Imagine an embrace of daf yomi, not necessarily to do the entire Talmudic page every day, but to hear, each day, or even every week, some insight, some idea, some concept that roots our conversations in our canon. Take the seemingly arcane idea of the eruv. Studying it in depth helps one to see that the rabbis were not simply focused on logistics — they used it as a proxy for larger questions about connection, (physical) closeness, community. What were they telling us about Shabbat, home, our emotional needs, our communal needs — and how might those conversations inform the ways we think about those same issues today?

What if we knew that the congregation down the block — different denomination, dissimilar politics, a wholly other worldview — was studying the same concepts, the same texts? Would there not be power in that shared experience, not only in continuity but in unity as well?

Third, we need new leaders. We need radically reconceived rabbinical schools. We need reconsidered notions of what leaders of rabbinical schools and education programs ought to be trying to produce. Can today’s rabbis read an Israeli novel? What about the deans of their rabbinical schools? Do Jewish communal leaders know Hebrew? Or modern Jewish history? In what way can we aspire to be part of a people when half of us live in a language and are building a culture that much of the other half cannot parse?

Fourth, we need the courage to say to ourselves, to each other, to our flocks: We were wrong, we erred. It will require genuine grit to acknowledge that the educational system we have built has not succeeded, that the visions of Jewish community we fashioned cannot sustain our people. The following is not politically correct to say, but it’s undeniably true: American Jewish communities unengaged in Jewish textual learning, divorced from ongoing, regular Jewish ritual, and unschooled in the richness of Jewish civilization are on their way to oblivion — and that oblivion will come much sooner than most people imagine.
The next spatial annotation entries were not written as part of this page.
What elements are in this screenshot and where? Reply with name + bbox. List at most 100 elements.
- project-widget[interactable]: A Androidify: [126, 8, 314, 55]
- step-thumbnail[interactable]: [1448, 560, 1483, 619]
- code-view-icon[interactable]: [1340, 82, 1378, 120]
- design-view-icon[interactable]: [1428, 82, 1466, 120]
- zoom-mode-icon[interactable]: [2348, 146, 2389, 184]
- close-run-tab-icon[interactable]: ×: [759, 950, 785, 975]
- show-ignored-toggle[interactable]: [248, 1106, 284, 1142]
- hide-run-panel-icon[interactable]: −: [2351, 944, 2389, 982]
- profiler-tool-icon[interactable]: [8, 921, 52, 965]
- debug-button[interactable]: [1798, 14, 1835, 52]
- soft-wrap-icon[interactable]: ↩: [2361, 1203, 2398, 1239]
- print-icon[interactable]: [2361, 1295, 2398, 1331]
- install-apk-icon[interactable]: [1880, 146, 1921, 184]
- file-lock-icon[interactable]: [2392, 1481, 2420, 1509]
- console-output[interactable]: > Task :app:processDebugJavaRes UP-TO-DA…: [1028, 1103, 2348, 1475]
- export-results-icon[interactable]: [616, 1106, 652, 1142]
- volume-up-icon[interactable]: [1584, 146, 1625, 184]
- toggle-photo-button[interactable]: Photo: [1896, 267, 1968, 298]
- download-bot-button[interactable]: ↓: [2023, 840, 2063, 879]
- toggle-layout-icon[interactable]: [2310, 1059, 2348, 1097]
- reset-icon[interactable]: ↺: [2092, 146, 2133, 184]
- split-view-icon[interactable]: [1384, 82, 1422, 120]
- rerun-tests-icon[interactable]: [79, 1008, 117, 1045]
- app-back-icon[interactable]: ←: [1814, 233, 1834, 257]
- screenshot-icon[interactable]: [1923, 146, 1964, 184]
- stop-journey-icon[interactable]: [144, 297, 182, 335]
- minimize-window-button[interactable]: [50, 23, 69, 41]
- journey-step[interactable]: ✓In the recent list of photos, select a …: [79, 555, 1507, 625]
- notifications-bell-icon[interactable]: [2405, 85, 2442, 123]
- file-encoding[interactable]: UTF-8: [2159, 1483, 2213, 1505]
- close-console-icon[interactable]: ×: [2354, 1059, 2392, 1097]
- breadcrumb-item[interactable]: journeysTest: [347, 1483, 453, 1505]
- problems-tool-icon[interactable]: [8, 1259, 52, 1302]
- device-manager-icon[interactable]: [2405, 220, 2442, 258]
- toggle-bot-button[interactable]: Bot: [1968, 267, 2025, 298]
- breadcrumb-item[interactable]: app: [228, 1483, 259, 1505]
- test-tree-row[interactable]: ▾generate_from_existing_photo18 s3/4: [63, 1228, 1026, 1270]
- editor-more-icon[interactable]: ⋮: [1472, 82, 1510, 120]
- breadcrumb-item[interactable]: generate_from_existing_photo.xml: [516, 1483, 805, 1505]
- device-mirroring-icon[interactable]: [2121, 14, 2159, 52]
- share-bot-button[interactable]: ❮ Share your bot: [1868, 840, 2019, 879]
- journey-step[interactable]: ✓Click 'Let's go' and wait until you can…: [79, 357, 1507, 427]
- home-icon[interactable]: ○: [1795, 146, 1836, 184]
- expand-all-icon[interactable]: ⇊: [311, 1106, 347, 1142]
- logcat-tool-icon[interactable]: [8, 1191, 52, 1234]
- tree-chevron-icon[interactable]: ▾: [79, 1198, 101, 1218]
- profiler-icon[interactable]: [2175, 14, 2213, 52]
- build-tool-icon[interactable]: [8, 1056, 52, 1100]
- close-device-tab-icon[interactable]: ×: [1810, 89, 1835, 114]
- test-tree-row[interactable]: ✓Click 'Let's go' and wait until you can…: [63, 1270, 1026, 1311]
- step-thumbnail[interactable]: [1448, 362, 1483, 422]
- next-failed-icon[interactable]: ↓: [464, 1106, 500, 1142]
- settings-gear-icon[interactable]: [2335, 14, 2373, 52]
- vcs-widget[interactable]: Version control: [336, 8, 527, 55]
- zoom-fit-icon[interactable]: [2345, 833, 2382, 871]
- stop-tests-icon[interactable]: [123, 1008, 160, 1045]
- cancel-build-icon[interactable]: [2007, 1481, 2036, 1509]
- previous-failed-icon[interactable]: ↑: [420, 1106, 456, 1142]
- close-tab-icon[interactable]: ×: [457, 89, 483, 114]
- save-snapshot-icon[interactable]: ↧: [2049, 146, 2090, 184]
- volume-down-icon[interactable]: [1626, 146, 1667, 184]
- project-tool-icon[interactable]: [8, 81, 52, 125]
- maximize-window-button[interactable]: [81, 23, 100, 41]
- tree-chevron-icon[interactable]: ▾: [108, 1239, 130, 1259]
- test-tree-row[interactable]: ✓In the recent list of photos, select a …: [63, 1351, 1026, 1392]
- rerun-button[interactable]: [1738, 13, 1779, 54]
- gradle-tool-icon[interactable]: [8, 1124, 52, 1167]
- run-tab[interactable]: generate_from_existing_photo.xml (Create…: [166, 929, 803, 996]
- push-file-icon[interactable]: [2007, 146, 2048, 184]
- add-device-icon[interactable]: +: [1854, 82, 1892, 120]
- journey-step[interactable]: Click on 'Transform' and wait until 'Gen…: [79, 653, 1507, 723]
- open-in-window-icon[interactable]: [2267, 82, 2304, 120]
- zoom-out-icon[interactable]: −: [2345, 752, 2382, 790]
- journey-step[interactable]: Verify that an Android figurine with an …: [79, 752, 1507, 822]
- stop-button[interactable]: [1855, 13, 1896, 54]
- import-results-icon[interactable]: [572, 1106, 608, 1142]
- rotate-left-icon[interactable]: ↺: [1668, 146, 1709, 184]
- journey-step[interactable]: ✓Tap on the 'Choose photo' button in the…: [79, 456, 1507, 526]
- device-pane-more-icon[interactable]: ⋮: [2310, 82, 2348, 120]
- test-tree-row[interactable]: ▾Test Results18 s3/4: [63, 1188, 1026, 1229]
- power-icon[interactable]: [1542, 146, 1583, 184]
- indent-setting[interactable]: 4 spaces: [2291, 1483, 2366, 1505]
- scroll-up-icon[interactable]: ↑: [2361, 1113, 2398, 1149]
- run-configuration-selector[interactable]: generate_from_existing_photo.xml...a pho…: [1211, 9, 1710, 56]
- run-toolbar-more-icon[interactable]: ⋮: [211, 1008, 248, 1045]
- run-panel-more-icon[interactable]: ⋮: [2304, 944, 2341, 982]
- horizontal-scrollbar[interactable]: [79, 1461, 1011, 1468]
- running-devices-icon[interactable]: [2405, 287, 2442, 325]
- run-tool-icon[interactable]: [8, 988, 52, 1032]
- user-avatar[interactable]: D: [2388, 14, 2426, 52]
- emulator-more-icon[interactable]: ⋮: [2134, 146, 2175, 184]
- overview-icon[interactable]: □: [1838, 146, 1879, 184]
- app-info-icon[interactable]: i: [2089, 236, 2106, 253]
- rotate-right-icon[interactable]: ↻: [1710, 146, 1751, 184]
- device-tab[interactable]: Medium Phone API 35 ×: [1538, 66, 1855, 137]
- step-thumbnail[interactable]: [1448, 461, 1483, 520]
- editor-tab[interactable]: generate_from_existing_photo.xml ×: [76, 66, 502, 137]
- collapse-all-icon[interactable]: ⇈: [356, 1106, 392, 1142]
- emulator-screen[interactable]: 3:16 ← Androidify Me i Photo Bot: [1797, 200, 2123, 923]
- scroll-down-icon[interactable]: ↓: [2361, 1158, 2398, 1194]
Will we summon that honesty? Can we work with a younger generation, helping it to shed its anger, or indifference, or outright rejection, working together to relearn how to embrace tradition for its own sake? Can we reimagine people-wide, lifelong learning that will bind us together, since nothing else can or will?

There is no way to know. What we do know is that if we answer in the negative, future generations of Jews will think of us as we do the Sadducees, Essenes, and Karaites. They were well-intentioned, perhaps, but they never had a chance at survival. We face a similar choice, and the future of our people rests on what we decide.